PDF(Pubmed)
Abstract:
Inhibitory parvalbumin (PV) interneurons regulate the activity of neural circuits within brain regions involved in emotional processing, including the prefrontal cortex (PFC). Recently, rodent studies have implicated a stress-induced increase in prefrontal PV neuron activity in the development of anxiety behaviors, particularly in females. However, the mechanisms through which stress increases activity of prefrontal PV neurons remain unknown. The fast-spiking properties of PV neurons in part come from their expression of voltage-gated potassium (K+) ion channels, particularly Kv3.1 channels.

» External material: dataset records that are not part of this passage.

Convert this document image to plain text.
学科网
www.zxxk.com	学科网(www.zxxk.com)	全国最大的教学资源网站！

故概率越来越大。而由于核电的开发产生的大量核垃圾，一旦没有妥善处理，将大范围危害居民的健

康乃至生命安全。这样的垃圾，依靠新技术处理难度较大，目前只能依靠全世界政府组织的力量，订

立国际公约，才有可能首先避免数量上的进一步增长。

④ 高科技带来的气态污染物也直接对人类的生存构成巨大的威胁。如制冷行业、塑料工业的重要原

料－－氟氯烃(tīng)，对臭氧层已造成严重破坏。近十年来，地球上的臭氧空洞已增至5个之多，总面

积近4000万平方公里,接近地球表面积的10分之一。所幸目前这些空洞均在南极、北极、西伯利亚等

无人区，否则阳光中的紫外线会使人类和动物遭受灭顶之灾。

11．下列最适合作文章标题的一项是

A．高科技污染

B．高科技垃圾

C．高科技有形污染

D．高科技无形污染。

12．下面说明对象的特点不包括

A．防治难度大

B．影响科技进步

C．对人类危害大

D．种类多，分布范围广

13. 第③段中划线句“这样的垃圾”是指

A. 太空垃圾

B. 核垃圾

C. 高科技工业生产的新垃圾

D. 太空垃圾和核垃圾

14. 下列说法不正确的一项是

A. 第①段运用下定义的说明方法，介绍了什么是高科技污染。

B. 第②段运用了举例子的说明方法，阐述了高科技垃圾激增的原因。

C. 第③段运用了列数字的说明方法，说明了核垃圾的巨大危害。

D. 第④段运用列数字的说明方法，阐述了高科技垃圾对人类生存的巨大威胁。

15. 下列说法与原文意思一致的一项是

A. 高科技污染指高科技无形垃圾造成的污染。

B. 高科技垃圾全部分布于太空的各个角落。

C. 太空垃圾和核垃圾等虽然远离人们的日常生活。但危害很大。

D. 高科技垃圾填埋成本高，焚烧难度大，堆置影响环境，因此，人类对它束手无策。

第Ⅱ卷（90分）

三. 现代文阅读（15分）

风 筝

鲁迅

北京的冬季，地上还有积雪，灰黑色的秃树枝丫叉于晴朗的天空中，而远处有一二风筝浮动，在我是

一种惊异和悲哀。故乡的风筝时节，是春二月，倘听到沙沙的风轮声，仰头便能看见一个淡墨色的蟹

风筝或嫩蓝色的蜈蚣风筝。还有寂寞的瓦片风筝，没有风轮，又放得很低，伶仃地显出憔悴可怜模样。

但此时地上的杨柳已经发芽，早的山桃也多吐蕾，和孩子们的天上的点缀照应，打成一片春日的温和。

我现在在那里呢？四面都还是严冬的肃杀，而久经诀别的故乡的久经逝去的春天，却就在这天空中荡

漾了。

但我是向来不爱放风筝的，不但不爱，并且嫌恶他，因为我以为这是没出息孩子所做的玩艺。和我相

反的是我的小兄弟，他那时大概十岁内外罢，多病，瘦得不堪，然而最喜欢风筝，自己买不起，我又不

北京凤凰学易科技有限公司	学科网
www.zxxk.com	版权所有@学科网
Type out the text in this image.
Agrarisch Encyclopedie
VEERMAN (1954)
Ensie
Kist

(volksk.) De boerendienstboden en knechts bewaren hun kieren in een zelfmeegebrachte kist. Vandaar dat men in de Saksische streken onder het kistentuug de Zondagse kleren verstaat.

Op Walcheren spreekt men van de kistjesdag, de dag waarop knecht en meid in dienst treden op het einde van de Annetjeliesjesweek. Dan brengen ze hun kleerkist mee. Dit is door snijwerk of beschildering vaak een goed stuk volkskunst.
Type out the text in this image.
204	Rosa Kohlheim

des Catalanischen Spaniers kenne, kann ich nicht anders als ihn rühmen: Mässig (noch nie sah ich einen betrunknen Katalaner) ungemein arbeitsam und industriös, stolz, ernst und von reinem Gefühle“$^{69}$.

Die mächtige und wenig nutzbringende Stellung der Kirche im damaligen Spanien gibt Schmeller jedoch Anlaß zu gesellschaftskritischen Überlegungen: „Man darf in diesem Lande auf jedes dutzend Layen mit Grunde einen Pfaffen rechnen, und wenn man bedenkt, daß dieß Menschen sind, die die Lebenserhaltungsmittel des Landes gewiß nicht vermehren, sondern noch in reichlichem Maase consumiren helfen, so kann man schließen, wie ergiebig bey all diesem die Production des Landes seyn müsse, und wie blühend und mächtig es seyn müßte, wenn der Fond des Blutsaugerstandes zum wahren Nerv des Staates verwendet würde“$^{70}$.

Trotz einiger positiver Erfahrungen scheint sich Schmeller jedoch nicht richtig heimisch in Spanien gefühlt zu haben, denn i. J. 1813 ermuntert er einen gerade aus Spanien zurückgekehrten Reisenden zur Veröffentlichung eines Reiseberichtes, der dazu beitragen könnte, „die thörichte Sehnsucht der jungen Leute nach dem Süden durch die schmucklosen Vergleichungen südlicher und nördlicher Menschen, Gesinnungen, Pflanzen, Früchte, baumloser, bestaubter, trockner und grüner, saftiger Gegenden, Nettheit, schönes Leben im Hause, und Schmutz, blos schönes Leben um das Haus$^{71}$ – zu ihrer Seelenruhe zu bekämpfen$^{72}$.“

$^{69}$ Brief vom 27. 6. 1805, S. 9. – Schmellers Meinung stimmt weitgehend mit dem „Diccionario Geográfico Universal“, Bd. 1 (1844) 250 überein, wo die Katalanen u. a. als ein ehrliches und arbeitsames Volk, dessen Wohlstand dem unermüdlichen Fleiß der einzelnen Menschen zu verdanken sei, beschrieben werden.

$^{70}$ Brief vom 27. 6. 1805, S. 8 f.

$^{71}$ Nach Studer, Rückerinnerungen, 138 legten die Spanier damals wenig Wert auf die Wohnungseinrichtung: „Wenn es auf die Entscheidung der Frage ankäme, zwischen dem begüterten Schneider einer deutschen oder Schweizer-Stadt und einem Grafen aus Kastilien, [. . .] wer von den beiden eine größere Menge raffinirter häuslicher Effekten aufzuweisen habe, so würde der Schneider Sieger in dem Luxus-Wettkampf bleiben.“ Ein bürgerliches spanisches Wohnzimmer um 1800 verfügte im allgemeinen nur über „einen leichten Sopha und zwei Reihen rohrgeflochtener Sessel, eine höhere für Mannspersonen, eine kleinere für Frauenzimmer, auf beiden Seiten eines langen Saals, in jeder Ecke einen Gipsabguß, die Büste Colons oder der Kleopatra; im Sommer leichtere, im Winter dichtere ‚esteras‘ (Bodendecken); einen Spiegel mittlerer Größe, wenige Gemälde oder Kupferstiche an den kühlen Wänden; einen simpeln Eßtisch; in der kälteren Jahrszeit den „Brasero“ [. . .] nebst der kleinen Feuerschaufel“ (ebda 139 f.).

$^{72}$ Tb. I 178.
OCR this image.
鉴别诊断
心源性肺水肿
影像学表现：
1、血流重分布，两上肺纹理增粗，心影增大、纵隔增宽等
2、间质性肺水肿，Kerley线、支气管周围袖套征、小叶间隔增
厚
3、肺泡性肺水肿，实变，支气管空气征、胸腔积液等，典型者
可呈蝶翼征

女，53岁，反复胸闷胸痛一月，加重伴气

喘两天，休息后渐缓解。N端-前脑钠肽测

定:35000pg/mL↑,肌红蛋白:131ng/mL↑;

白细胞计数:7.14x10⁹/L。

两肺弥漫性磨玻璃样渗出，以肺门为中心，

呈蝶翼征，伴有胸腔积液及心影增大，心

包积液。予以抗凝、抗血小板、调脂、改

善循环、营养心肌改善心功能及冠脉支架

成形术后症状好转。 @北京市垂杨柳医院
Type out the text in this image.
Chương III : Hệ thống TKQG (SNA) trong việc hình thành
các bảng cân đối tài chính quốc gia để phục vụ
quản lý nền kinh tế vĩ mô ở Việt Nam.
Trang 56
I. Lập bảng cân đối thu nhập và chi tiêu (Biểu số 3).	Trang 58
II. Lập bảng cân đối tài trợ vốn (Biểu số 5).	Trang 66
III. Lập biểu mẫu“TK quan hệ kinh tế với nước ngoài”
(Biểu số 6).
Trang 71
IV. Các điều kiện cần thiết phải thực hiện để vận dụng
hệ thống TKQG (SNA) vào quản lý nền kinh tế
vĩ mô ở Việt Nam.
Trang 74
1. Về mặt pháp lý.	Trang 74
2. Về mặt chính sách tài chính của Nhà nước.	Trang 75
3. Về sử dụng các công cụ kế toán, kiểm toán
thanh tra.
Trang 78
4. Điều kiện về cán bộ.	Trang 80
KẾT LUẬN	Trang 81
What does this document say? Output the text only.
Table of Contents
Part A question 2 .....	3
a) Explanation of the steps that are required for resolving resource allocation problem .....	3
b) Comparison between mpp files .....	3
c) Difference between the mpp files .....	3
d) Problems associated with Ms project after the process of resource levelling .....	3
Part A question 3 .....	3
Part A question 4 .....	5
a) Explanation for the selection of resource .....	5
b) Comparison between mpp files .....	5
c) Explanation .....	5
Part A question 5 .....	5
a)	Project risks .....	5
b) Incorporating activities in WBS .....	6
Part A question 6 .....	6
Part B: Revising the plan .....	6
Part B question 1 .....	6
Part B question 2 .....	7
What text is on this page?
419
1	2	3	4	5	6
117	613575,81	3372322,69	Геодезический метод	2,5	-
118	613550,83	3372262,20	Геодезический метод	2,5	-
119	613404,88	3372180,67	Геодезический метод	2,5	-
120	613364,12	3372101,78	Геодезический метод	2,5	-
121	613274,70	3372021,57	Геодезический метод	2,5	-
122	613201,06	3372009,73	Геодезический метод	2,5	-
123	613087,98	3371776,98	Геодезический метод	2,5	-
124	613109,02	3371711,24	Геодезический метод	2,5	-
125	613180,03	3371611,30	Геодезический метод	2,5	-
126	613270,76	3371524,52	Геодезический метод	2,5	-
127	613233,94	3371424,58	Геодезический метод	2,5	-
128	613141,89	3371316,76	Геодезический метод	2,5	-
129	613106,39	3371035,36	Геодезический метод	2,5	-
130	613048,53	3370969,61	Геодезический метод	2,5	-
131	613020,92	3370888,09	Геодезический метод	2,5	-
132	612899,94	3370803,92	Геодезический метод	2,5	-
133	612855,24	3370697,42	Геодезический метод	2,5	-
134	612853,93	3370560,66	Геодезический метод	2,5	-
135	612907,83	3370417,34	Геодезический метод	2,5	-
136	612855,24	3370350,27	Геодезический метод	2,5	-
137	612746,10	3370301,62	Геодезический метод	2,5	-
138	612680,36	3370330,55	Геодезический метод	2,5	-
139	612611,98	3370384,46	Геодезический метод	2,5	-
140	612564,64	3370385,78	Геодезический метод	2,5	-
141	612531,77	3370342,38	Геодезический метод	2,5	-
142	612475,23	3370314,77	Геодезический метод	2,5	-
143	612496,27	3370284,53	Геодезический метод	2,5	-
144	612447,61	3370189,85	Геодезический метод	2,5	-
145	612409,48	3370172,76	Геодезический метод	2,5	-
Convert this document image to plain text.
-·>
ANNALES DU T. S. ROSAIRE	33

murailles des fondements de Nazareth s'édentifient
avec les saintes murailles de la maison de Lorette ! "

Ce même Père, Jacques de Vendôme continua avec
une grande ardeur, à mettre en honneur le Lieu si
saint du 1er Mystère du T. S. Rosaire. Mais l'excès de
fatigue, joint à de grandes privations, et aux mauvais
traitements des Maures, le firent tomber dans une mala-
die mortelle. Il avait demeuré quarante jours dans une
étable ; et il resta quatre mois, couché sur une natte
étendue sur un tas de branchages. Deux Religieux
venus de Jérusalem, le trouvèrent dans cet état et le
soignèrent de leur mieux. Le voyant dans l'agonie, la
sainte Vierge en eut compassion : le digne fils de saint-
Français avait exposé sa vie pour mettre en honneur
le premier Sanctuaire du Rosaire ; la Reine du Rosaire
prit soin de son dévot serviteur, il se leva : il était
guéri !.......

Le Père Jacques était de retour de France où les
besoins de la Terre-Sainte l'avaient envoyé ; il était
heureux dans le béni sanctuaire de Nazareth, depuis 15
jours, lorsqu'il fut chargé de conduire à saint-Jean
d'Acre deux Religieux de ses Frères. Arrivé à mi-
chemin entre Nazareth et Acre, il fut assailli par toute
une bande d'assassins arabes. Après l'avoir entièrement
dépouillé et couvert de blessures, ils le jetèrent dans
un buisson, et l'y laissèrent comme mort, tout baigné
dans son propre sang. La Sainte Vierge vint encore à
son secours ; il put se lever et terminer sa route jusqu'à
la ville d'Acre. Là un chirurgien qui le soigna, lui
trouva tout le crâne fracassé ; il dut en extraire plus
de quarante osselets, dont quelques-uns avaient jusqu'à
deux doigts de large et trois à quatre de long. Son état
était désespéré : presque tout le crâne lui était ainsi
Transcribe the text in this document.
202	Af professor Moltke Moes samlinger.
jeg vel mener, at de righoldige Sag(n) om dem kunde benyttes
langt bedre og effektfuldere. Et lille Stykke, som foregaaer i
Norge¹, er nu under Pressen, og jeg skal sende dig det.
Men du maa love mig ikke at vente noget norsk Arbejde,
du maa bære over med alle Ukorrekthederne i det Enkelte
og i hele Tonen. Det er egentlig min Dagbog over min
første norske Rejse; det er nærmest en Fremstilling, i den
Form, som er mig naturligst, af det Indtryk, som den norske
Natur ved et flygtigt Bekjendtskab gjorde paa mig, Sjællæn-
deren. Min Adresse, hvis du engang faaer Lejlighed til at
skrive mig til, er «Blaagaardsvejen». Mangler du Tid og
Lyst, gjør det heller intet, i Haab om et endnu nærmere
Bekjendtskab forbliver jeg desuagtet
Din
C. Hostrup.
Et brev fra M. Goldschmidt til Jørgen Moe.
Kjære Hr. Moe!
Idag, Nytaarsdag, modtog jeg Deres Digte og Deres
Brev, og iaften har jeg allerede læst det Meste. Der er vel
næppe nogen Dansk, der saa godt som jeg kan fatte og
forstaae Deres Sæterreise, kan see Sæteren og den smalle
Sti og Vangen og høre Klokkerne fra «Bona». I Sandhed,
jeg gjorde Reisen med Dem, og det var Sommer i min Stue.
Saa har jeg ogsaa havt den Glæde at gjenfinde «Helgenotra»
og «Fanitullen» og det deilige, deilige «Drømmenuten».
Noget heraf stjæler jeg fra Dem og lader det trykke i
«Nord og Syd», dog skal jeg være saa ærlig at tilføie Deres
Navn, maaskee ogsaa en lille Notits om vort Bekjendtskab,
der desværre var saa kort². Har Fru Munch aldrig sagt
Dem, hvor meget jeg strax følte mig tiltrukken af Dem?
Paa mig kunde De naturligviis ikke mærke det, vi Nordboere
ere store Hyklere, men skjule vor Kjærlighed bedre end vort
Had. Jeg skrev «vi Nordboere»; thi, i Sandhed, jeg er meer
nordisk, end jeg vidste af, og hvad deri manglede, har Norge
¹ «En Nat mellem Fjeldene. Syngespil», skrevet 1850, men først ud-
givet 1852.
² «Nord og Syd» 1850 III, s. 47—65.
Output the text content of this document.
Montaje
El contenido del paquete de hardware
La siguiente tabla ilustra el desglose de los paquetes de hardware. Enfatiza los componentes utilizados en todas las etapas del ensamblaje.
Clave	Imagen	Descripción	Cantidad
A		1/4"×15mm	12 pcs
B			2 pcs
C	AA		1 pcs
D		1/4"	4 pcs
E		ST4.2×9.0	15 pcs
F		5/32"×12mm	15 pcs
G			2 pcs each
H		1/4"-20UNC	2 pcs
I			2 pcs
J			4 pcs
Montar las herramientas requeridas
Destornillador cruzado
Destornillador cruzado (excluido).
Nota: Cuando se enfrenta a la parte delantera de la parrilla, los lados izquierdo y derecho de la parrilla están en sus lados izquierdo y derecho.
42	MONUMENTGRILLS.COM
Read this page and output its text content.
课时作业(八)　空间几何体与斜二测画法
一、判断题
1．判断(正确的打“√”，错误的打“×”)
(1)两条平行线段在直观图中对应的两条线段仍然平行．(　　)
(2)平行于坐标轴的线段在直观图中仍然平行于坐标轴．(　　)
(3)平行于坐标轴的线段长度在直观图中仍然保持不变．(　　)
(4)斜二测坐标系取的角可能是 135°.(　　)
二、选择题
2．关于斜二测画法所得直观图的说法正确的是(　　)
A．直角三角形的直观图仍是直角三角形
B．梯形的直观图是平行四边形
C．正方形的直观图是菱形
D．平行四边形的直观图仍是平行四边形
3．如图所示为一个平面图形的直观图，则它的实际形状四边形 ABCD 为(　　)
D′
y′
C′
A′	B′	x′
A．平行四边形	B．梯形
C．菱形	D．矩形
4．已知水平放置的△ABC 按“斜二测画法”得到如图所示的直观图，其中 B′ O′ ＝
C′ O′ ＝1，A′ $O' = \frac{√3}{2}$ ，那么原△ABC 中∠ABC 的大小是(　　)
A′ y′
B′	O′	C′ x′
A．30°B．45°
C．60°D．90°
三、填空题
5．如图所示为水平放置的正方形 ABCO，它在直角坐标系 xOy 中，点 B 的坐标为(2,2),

We therefore suggest that stress-induced changes in Kv3.1 channels contribute to the appearance of an anxious phenotype following chronic stress in female mice. Here, we first showed that unpredictable chronic mild stress (UCMS) increased expression of Kv3.1 channels on prefrontal PV neurons in female mice, a potential mechanism underlying the previously observed hyperactivity of these neurons after stress. We then showed that female mice deficient in Kv3.1 channels displayed resilience to UCMS-induced anxiety-like behaviors. Altogether, our findings implicate Kv3.1 channels in the development of anxiety-like behaviors following UCMS, particularly in females, providing a novel mechanism to understand sex-specific vulnerabilities to stress-induced psychopathologies.
摘要:
抑制性小白蛋白(PV)中间神经元调节参与情绪处理的大脑区域内神经回路的活动,包括前额叶皮层(PFC)。最近,啮齿动物的研究表明,在焦虑行为的发展过程中,压力引起的前额叶PV神经元活动增加,尤其是女性。然而,应激增加前额叶PV神经元活动的机制尚不清楚。PV神经元的快速尖峰特性部分来自其电压门控钾(K)离子通道的表达,特别是Kv3.1频道。因此,我们建议应激诱导的Kv3.1通道变化有助于雌性小鼠慢性应激后出现焦虑表型。这里,我们首先表明,不可预测的慢性轻度应激(UCMS)增加了雌性小鼠前额叶PV神经元上Kv3.1通道的表达,先前观察到的这些神经元在应激后过度活跃的潜在机制。然后,我们发现缺乏Kv3.1通道的雌性小鼠对UCMS诱导的焦虑样行为表现出弹性。总之,我们的发现暗示Kv3.1通道在UCMS后焦虑样行为的发展,尤其是女性,提供了一种新的机制来了解性别对压力诱发的精神病理学的脆弱性。